Myanmar – A nationalist Monk in Myanmar appreciated the U.S citizens for selecting Donald Trump as President.
Wirathu, a leader of the Myanmar Buddhist organization known as Ma Ba Tha, expressed the similarities about his views and Trump’s views on Islam.
Trump’s campaign was filled with anti-Muslim rhetoric and proposals that included banning Muslims from entering the country and heightening surveillance of mosques.
“We were blamed by the world, but we are just protecting our people and country,” Wirathu said. “… The world singled us out as narrow-minded. But as people from the country that is the grandfather of democracy and human rights elected Donald Trump, who is similar to me in prioritizing nationalism, there will be less finger-pointing from the international community.”
He even floated the idea of cooperating with nationalist groups in the U.S.
“In America, there can be organizations like us who are protecting against the dangers of Islamization. Those organizations can come to organizations in Myanmar to get suggestions or discuss,” he said in an interview at his monastery in Mandalay on Nov. 12.
Wirathu has been known for inciting violence with hate-filled, anti-Islamic rhetoric in this Southeast Asian, Buddhist-majority country.

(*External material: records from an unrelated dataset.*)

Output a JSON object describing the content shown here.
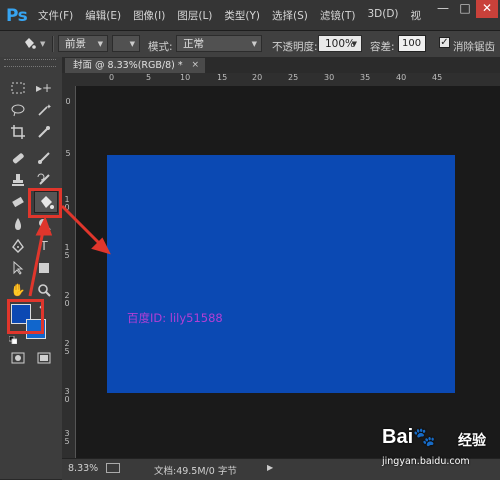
{
  "app": {
    "logo": "Ps"
  },
  "menu": [
    "文件(F)",
    "编辑(E)",
    "图像(I)",
    "图层(L)",
    "类型(Y)",
    "选择(S)",
    "滤镜(T)",
    "3D(D)",
    "视"
  ],
  "window_controls": {
    "minimize": "—",
    "maximize": "□",
    "close": "✕"
  },
  "options": {
    "tool_icon": "paint-bucket-icon",
    "fill_source": "前景",
    "pattern_value": "",
    "mode_label": "模式:",
    "mode_value": "正常",
    "opacity_label": "不透明度:",
    "opacity_value": "100%",
    "tolerance_label": "容差:",
    "tolerance_value": "100",
    "anti_alias_label": "消除锯齿",
    "anti_alias_checked": true
  },
  "document": {
    "tab_title": "封面 @ 8.33%(RGB/8) *",
    "tab_close": "×",
    "canvas_color": "#0b49b3",
    "watermark": "百度ID: lily51588"
  },
  "rulers": {
    "top": [
      "0",
      "5",
      "10",
      "15",
      "20",
      "25",
      "30",
      "35",
      "40",
      "45"
    ],
    "left": [
      "0",
      "5",
      "1 0",
      "1 5",
      "2 0",
      "2 5",
      "3 0",
      "3 5"
    ]
  },
  "status": {
    "zoom": "8.33%",
    "doc_info": "文档:49.5M/0 字节",
    "play_arrow": "▶"
  },
  "colors": {
    "foreground": "#0b49b3",
    "background": "#1166cc",
    "highlight": "#e0362c"
  },
  "branding": {
    "logo_text": "Bai",
    "logo_suffix": "百",
    "jingyan": "经验",
    "url": "jingyan.baidu.com"
  }
}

Buddhist-led riots left more than 200 people dead in 2012 and forced hundreds of thousands more to flee their homes, most of them Muslim Rohingya in Rakhine state. Anti-Rohingya sentiment still remain high in Myanmar.
Rohingya Muslis are predicted to have immigrated illegally from nearby Bangladesh, though many Rohingya families have lived in Myanmar for generations.
At the same time, Wirathu’s influence has weakened in the past year. He threw his support behind the military-backed government ahead of elections in November 2015, only to see the former ruling party fall to Aung San Suu Kyi’s National League for Democracy in a landslide.
In July, a senior NLD official in Yangon said that Ma Ba Tha, also known as the Committee to Protect Race and Religion, was not needed.
“Currently, we are waiting and looking at the situation as this government has only been here a short time and they don’t know how to manage,” Wirathu said. “So we are not doing anything like campaigning or protesting to impact the government. But we will hold meetings, issue statements, help in our role.”
Rohingya activists say innocent villagers are being killed, but the government says it is only fighting “violent attackers.”
Hundreds of Rohingya and Myanmar troops have been killed in northern Rakhine since suspected militants attacked border posts last month, killing nine police officers.